You could tell that was a metaphor, right? The fact is, I don’t know what else to say about Eva Ibbotson. I’ve loved her books for many years because they are to escape reading what a floating island is to a meringue: familiar ingredients and technique, elevated by talent and craft to something sublime. Yes, Magic Flutes is a romantic novel (and if you buy it for the Kindle, do not be put off by the cheesy cover). Yes, we can tell where it’s going from the very first page. Yes, Eva Ibbotson’s main job is to keep the appealing hero and the appealing heroine apart for the length of the book.
But while she is fulfilling the requirements of her genre, Ibbotson is also gently mocking it, and this is what makes Magic Flutes so delicious. Everything is pushed just a little too far: the castle (of course there’s a castle!) too large, the hero too swashbuckling, the heroine too lovable, the wicked woman of the world too selfish and shallow. The setting is Austria between the World Wars and Ibbotson, Viennese by birth, gives us all the appealing Viennese tropes: the pigeons, the quaint squares, the pastries, the opera…

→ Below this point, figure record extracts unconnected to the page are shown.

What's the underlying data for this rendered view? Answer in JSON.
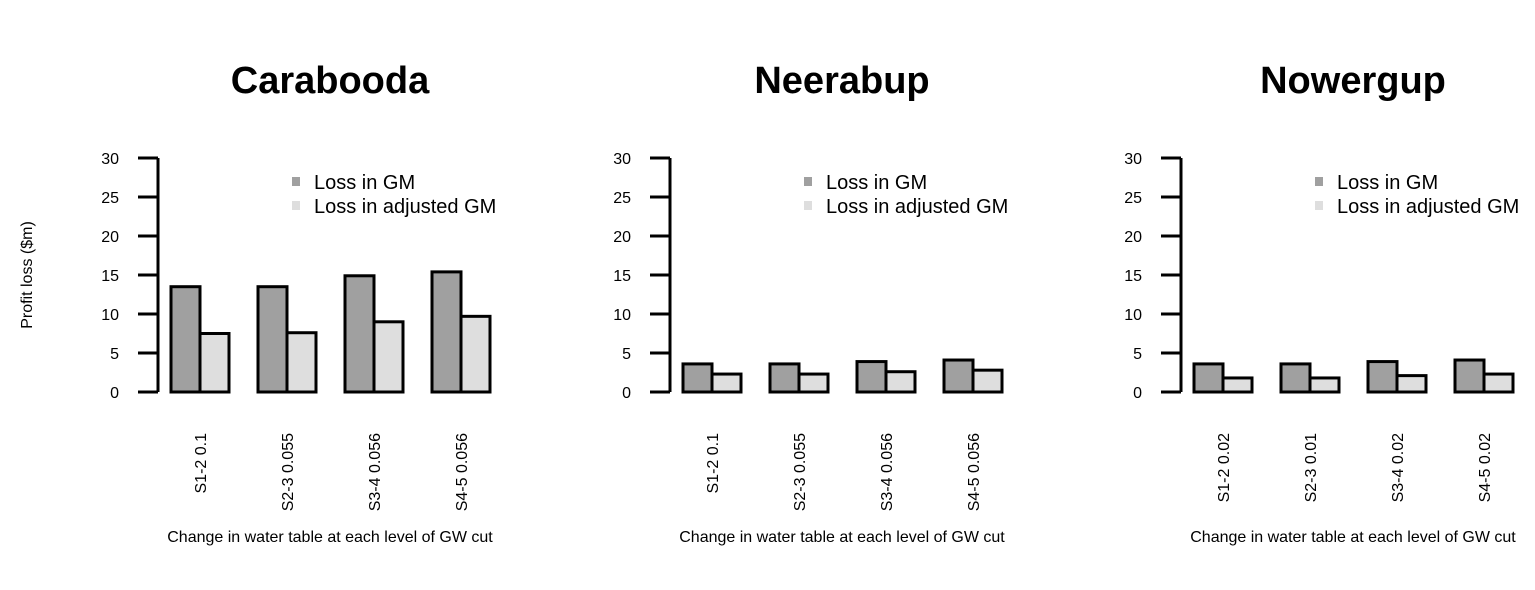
{
  "chart_data": [
    {
      "type": "bar",
      "title": "Carabooda",
      "categories": [
        "S1-2 0.1",
        "S2-3 0.055",
        "S3-4 0.056",
        "S4-5 0.056"
      ],
      "series": [
        {
          "name": "Loss in GM",
          "values": [
            13.5,
            13.5,
            14.9,
            15.4
          ],
          "color": "#a0a0a0"
        },
        {
          "name": "Loss in adjusted GM",
          "values": [
            7.5,
            7.6,
            9.0,
            9.7
          ],
          "color": "#dedede"
        }
      ],
      "ylim": [
        0,
        30
      ],
      "yticks": [
        0,
        5,
        10,
        15,
        20,
        25,
        30
      ],
      "xlabel": "Change in water table at each level of GW cut",
      "ylabel": "Profit loss ($m)",
      "legend_position": "top-right"
    },
    {
      "type": "bar",
      "title": "Neerabup",
      "categories": [
        "S1-2 0.1",
        "S2-3 0.055",
        "S3-4 0.056",
        "S4-5 0.056"
      ],
      "series": [
        {
          "name": "Loss in GM",
          "values": [
            3.6,
            3.6,
            3.9,
            4.1
          ],
          "color": "#a0a0a0"
        },
        {
          "name": "Loss in adjusted GM",
          "values": [
            2.3,
            2.3,
            2.6,
            2.8
          ],
          "color": "#dedede"
        }
      ],
      "ylim": [
        0,
        30
      ],
      "yticks": [
        0,
        5,
        10,
        15,
        20,
        25,
        30
      ],
      "xlabel": "Change in water table at each level of GW cut",
      "ylabel": "",
      "legend_position": "top-right"
    },
    {
      "type": "bar",
      "title": "Nowergup",
      "categories": [
        "S1-2 0.02",
        "S2-3 0.01",
        "S3-4 0.02",
        "S4-5 0.02"
      ],
      "series": [
        {
          "name": "Loss in GM",
          "values": [
            3.6,
            3.6,
            3.9,
            4.1
          ],
          "color": "#a0a0a0"
        },
        {
          "name": "Loss in adjusted GM",
          "values": [
            1.8,
            1.8,
            2.1,
            2.3
          ],
          "color": "#dedede"
        }
      ],
      "ylim": [
        0,
        30
      ],
      "yticks": [
        0,
        5,
        10,
        15,
        20,
        25,
        30
      ],
      "xlabel": "Change in water table at each level of GW cut",
      "ylabel": "",
      "legend_position": "top-right"
    }
  ]
}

…. The opera! Magic Flutes, get it? Yes, we have a lovely young couple who must be permitted to get together in the end, and yes, the girl is a princess. But she is also the under wardrobe mistress in a ragtag opera company that is engaged in mounting a production of, naturally, The Magic Flute. So the secondary characters are caricatures for the most part, but enchanting ones: the Russian Duke who goes nowhere without his somewhat tattered live bear, the tortured composer who goes nowhere without his yogurt culture known as The Mother, the ballet dancers known simply as “the Heidis.”
Ibbotson is better known for her young adult fiction, including a novel called The Secret of Platform 13, published in 1994, that seems to prefigure the Harry Potter novels with its magical station platform. But it’s the handful of Ibbotson’s witty, literate romances that I really treasure.